In my opinion, the mechanism we're watching is the irrelevancy of the early race becoming more and more transparent. We're discovering that the early vetting is actually counter-productive as it allows unviable candidates to consume a lot of resources without any real chance of winning a general election. We're discovering that the lunatic fringe, which cares a whole fuckload about politics, has no effect on that muddly middle of undecideds who will generally vote for the most charismatic, least crazy individual.

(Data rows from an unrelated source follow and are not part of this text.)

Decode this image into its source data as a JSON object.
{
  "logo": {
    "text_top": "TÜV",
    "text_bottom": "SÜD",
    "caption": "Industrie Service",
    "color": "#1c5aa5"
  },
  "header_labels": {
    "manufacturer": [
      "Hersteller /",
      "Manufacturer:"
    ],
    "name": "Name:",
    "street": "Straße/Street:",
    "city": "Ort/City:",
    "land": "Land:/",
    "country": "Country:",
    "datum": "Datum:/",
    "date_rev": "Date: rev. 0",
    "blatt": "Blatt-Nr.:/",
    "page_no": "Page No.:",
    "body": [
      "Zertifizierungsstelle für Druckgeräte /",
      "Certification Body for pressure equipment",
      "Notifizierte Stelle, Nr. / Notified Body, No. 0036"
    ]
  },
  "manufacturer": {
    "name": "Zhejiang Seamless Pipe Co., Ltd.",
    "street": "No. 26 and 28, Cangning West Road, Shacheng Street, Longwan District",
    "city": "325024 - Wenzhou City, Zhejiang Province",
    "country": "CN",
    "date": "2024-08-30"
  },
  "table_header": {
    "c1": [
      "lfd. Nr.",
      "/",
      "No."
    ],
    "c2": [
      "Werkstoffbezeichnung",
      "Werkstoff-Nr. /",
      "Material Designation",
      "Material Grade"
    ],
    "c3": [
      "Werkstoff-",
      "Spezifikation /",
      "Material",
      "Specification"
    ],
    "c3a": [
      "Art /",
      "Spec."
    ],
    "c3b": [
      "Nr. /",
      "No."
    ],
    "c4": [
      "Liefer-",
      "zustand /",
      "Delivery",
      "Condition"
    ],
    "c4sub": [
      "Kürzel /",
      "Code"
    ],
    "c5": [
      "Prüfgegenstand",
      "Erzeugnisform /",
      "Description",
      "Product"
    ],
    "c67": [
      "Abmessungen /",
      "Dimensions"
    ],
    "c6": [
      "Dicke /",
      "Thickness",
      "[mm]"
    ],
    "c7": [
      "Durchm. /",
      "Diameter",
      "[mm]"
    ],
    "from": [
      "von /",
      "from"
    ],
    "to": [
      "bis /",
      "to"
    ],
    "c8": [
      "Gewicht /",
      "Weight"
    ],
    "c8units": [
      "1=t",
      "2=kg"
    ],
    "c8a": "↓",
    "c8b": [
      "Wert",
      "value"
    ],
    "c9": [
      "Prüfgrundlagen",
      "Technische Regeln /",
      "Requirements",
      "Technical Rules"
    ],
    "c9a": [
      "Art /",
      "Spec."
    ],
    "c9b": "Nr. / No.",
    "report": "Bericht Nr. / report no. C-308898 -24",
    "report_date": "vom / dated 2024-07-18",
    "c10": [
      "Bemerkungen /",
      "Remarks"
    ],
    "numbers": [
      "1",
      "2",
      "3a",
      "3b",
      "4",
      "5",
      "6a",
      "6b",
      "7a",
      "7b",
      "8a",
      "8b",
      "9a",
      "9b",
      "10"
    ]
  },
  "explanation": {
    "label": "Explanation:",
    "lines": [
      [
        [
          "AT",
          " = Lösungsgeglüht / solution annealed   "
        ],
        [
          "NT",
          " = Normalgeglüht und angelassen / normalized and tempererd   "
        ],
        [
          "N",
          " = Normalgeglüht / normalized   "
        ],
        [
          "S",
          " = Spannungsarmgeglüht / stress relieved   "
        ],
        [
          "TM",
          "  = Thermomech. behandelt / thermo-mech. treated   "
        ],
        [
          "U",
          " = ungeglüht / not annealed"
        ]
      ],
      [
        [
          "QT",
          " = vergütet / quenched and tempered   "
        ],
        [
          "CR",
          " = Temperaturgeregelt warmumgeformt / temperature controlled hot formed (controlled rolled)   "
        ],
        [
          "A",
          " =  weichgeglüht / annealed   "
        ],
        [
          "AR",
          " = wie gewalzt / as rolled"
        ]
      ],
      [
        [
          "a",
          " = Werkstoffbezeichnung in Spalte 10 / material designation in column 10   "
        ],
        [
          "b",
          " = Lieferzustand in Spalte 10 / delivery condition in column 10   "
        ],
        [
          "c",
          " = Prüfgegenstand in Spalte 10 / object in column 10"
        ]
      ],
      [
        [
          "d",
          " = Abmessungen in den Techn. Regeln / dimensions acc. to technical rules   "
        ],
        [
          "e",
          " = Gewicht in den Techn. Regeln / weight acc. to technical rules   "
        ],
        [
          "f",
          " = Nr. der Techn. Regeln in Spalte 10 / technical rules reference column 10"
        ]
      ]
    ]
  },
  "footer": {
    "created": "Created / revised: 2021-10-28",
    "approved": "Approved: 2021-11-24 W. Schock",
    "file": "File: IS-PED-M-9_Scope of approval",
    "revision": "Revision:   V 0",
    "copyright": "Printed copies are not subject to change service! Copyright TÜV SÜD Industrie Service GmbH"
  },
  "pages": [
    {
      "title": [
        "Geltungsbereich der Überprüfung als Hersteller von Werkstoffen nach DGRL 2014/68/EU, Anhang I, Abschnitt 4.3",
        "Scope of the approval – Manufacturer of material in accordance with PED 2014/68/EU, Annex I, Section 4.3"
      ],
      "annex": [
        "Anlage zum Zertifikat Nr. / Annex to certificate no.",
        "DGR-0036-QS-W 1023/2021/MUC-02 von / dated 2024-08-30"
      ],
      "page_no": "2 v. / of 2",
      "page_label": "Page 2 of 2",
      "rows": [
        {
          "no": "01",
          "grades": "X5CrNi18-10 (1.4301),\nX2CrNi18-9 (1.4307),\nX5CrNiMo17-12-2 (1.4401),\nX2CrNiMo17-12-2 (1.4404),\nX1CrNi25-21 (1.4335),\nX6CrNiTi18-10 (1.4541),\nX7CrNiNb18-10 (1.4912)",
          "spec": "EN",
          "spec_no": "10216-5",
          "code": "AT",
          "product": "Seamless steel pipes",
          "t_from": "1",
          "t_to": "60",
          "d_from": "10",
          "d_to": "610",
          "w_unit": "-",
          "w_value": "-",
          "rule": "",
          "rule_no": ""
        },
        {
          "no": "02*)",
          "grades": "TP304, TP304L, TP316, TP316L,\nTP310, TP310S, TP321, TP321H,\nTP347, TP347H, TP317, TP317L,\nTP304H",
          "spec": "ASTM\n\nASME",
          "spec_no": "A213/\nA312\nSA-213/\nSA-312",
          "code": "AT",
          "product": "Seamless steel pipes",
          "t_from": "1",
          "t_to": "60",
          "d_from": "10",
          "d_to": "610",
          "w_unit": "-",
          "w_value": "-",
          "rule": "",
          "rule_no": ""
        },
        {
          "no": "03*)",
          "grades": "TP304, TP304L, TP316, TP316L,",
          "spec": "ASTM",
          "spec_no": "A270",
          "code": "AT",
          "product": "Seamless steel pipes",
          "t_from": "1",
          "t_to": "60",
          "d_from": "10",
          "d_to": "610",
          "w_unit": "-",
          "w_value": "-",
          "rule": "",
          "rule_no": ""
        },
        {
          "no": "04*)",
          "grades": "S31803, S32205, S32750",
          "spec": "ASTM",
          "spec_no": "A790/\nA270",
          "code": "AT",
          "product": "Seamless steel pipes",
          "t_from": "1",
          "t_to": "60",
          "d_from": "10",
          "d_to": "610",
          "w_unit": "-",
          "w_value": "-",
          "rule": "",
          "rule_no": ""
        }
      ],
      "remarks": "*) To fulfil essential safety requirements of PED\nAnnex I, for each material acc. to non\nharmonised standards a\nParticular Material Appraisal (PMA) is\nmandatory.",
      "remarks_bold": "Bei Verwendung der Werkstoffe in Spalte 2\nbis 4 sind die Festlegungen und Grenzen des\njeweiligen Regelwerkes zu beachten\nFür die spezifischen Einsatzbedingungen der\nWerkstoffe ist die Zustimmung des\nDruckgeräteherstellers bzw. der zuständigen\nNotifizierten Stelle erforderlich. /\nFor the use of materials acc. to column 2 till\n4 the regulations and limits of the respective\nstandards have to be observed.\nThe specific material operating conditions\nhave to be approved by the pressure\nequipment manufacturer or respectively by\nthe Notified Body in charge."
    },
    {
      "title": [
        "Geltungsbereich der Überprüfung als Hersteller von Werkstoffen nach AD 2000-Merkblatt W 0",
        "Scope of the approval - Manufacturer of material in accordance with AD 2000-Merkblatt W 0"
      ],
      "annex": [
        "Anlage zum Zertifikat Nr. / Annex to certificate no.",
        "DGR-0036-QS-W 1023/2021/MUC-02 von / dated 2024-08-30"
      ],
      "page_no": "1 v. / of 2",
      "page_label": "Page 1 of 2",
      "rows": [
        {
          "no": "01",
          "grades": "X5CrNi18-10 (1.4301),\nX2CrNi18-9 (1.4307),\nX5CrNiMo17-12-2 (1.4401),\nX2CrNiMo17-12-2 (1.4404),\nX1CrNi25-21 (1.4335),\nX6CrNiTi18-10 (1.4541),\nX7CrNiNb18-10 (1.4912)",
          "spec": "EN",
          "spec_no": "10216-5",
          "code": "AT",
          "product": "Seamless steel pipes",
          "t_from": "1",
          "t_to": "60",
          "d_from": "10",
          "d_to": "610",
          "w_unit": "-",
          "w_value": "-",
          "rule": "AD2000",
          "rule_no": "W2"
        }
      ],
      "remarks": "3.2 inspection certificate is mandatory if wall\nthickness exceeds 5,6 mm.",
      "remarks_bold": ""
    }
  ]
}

Bush was a legacy; he was also the establishment favorite of a large apparatus of party politics. We haven't had a favorite son like that since; I mean, yeah, Jeb, but that only shows that they managed to grind the Bush name down to nothing. You look at the field now and none of them make as much sense as Gingrich or Huckabee or Santorum and none of them made much sense. In the end it came down to Romney because he looked kind of like a president and walked kind of like a president and people could see it, just not quite clearly enough to want it. That's where Clinton is - most anyone over 30 remembers her husband doing kind of a pretty good job, and that's probably enough. That's what's gonna get Sanders in the end - he's LaRouche Lite. That my own personal politics align clearly with him does not temper my pessimism about his chances. Maybe if OWS were active and in the news right now he'd have a chance. But in the end, it comes down to "not crazy, likeable, credentials for the job."
Rand Paul on Solyndra doesn't f'n touch Gingrich and his moon bases, by the way. "Obama's crony capitalism is wasting your tax dollars on hopeless liberal fantasies" comes from the same place as Reagan taking down Carter's solar panels just to prove a point. "I'm gonna pretend we're at the height of the Cold War and blow trillions on symbolism in the name of pork" is a gonzo move, particularly from the king of congressional shutdowns.
Although... Space.com put the cost of a moon base at $35 billion. The ISS cost us $100 billion. For the price of the F-35, we could have eleven of each.